I am stuck in the following problem: I wish to give an approximation of $\sin(\pi x)$ on $-1 \leq x \leq 1$, when using the polynomial $$F_N(x)=\sum_{k=0}^{N}a_kx^{2k+1}$$ with the coefficients $a_k$ chosen to minimize the integral: $$F(a_0, a_1, \cdots a_N)=\int_{-1}^{1}(F_N(x) - \sin \pi x)^2dx$$ Is it possible to show that: $$\sum_{k=0}^{N}\frac{a_k}{2(k+j)+3}= I_j = \int_{0}^{1}x^{2j+1} \sin \pi x dx$$ for $j=0,1, \cdots N$.
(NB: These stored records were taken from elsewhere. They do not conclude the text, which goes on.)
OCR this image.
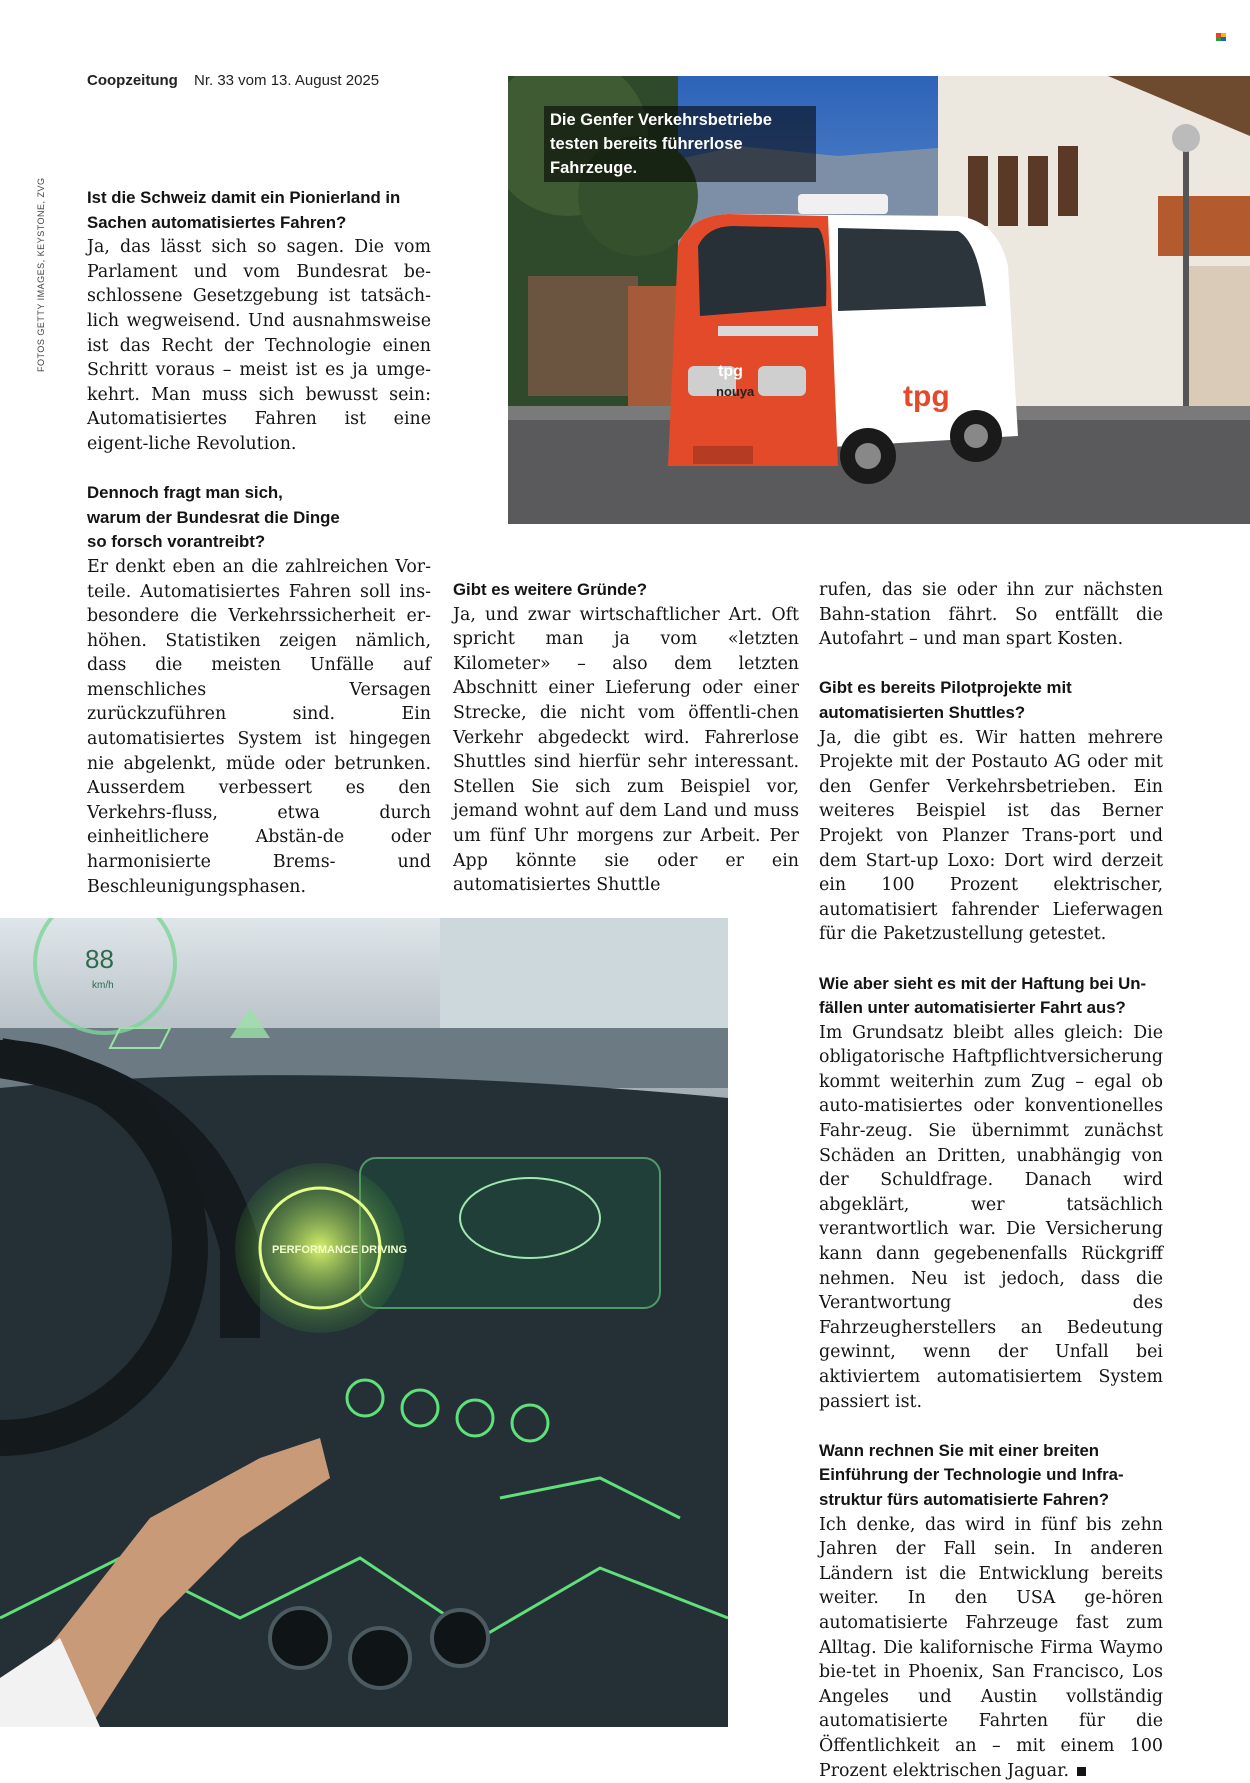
Coopzeitung Nr. 33 vom 13. August 2025
FOTOS GETTY IMAGES, KEYSTONE, ZVG	tpg
nouya	tpg
Die Genfer Verkehrsbetriebe testen bereits führerlose Fahrzeuge.
88
km/h
PERFORMANCE DRIVING

Ist die Schweiz damit ein Pionierland in
Sachen automatisiertes Fahren?

Ja, das lässt sich so sagen. Die vom Parlament und vom Bundesrat be-schlossene Gesetzgebung ist tatsäch-lich wegweisend. Und ausnahmsweise ist das Recht der Technologie einen Schritt voraus – meist ist es ja umge-kehrt. Man muss sich bewusst sein: Automatisiertes Fahren ist eine eigent-liche Revolution.

Dennoch fragt man sich,
warum der Bundesrat die Dinge
so forsch vorantreibt?

Er denkt eben an die zahlreichen Vor-teile. Automatisiertes Fahren soll ins-besondere die Verkehrssicherheit er-höhen. Statistiken zeigen nämlich, dass die meisten Unfälle auf menschliches Versagen zurückzuführen sind. Ein automatisiertes System ist hingegen nie abgelenkt, müde oder betrunken. Ausserdem verbessert es den Verkehrs-fluss, etwa durch einheitlichere Abstän-de oder harmonisierte Brems- und Beschleunigungsphasen.

Gibt es weitere Gründe?

Ja, und zwar wirtschaftlicher Art. Oft spricht man ja vom «letzten Kilometer» – also dem letzten Abschnitt einer Lieferung oder einer Strecke, die nicht vom öffentli-chen Verkehr abgedeckt wird. Fahrerlose Shuttles sind hierfür sehr interessant. Stellen Sie sich zum Beispiel vor, jemand wohnt auf dem Land und muss um fünf Uhr morgens zur Arbeit. Per App könnte sie oder er ein automatisiertes Shuttle

rufen, das sie oder ihn zur nächsten Bahn-station fährt. So entfällt die Autofahrt – und man spart Kosten.

Gibt es bereits Pilotprojekte mit
automatisierten Shuttles?

Ja, die gibt es. Wir hatten mehrere Projekte mit der Postauto AG oder mit den Genfer Verkehrsbetrieben. Ein weiteres Beispiel ist das Berner Projekt von Planzer Trans-port und dem Start-up Loxo: Dort wird derzeit ein 100 Prozent elektrischer, automatisiert fahrender Lieferwagen für die Paketzustellung getestet.

Wie aber sieht es mit der Haftung bei Un-
fällen unter automatisierter Fahrt aus?

Im Grundsatz bleibt alles gleich: Die obligatorische Haftpflichtversicherung kommt weiterhin zum Zug – egal ob auto-matisiertes oder konventionelles Fahr-zeug. Sie übernimmt zunächst Schäden an Dritten, unabhängig von der Schuldfrage. Danach wird abgeklärt, wer tatsächlich verantwortlich war. Die Versicherung kann dann gegebenenfalls Rückgriff nehmen. Neu ist jedoch, dass die Verantwortung des Fahrzeugherstellers an Bedeutung gewinnt, wenn der Unfall bei aktiviertem automatisiertem System passiert ist.

Wann rechnen Sie mit einer breiten
Einführung der Technologie und Infra-
struktur fürs automatisierte Fahren?

Ich denke, das wird in fünf bis zehn Jahren der Fall sein. In anderen Ländern ist die Entwicklung bereits weiter. In den USA ge-hören automatisierte Fahrzeuge fast zum Alltag. Die kalifornische Firma Waymo bie-tet in Phoenix, San Francisco, Los Angeles und Austin vollständig automatisierte Fahrten für die Öffentlichkeit an – mit einem 100 Prozent elektrischen Jaguar.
I started by $$F(a_0, a_1, \cdots a_N)=\int_{-1}^{1}\left(\sum_{k=0}^{N}a_kx^{2k+1}- \sin \pi x\right)^2dx$$
But to be honest, I haven't got a clue where to begin and where to continue. I hope somebody can help me
I think your start is correct. Consider $$ F(a_0, \dots, a_N) = \int \limits_{-1}^1 \left( \sum \limits_{k=0}^N a_k x^{2k+1} - \sin(\pi x) \right)^2 dx $$ Using the $L^2$ dot product $$ \langle f, g \rangle := \int \limits_{-1}^1 f(x) g(x) dx $$ and the corresponding $L^2$-norm $\| f \|_2 := \sqrt{\langle f, f \rangle}$, you can rewrite your starting expression as (using the abbreviation $\sum \dots$ for the sum and assuming that all coefficients are real, i.e. $a_j \in \mathbb{R}$ for all $j$) $$ F(a_0, \dots, a_N) = \int \limits_{-1}^1 \left( \sum \limits_{k=0}^N a_k x^{2k+1} - \sin(\pi x) \right)^2 dx = \left\| \sum \dots - \sin(\pi x) \right\|_2^2 = \\ = \langle \sum \dots, \sum \dots \rangle - 2 \langle \sum \dots, \sin(\pi x) \rangle + \langle \sin(\pi x), \sin(\pi x) \rangle $$ Due to the linearity of the dot product, you can write this as $$ \sum \limits_{k,j=0}^N a_k a_j \int \limits_{-1}^1 x^{2(k+j)+2} dx - 2 \sum \limits_{j=0}^N a_j \int \limits_{-1}^1 \sin(\pi x) x^{2j+1} dx + \int \limits_{-1}^1 \sin^2(\pi x) dx $$ which evaluates to $$ \sum \limits_{k,j=0}^N a_k a_j \int \limits_{-1}^1 x^{2(k+j)+2} dx - 2 \sum \limits_{j=0}^N a_j \int \limits_{-1}^1 \sin(\pi x) x^{2j+1} dx + 1 $$ The first integral simply has the value $\frac{2}{2(k+j)+3}$ by elementary integration. Now factoring out the sum with index $j$ finally yields: $$ 2 \sum \limits_{j = 0}^N a_j \left( \sum \limits_{k=0}^N \frac{a_k}{2(k+j)+3} - \int \limits_{-1}^1 \sin(\pi x) x^{2j+1} dx \right) + 1 $$ The expression in brackets yields exactly the term $I_j$ you're looking for.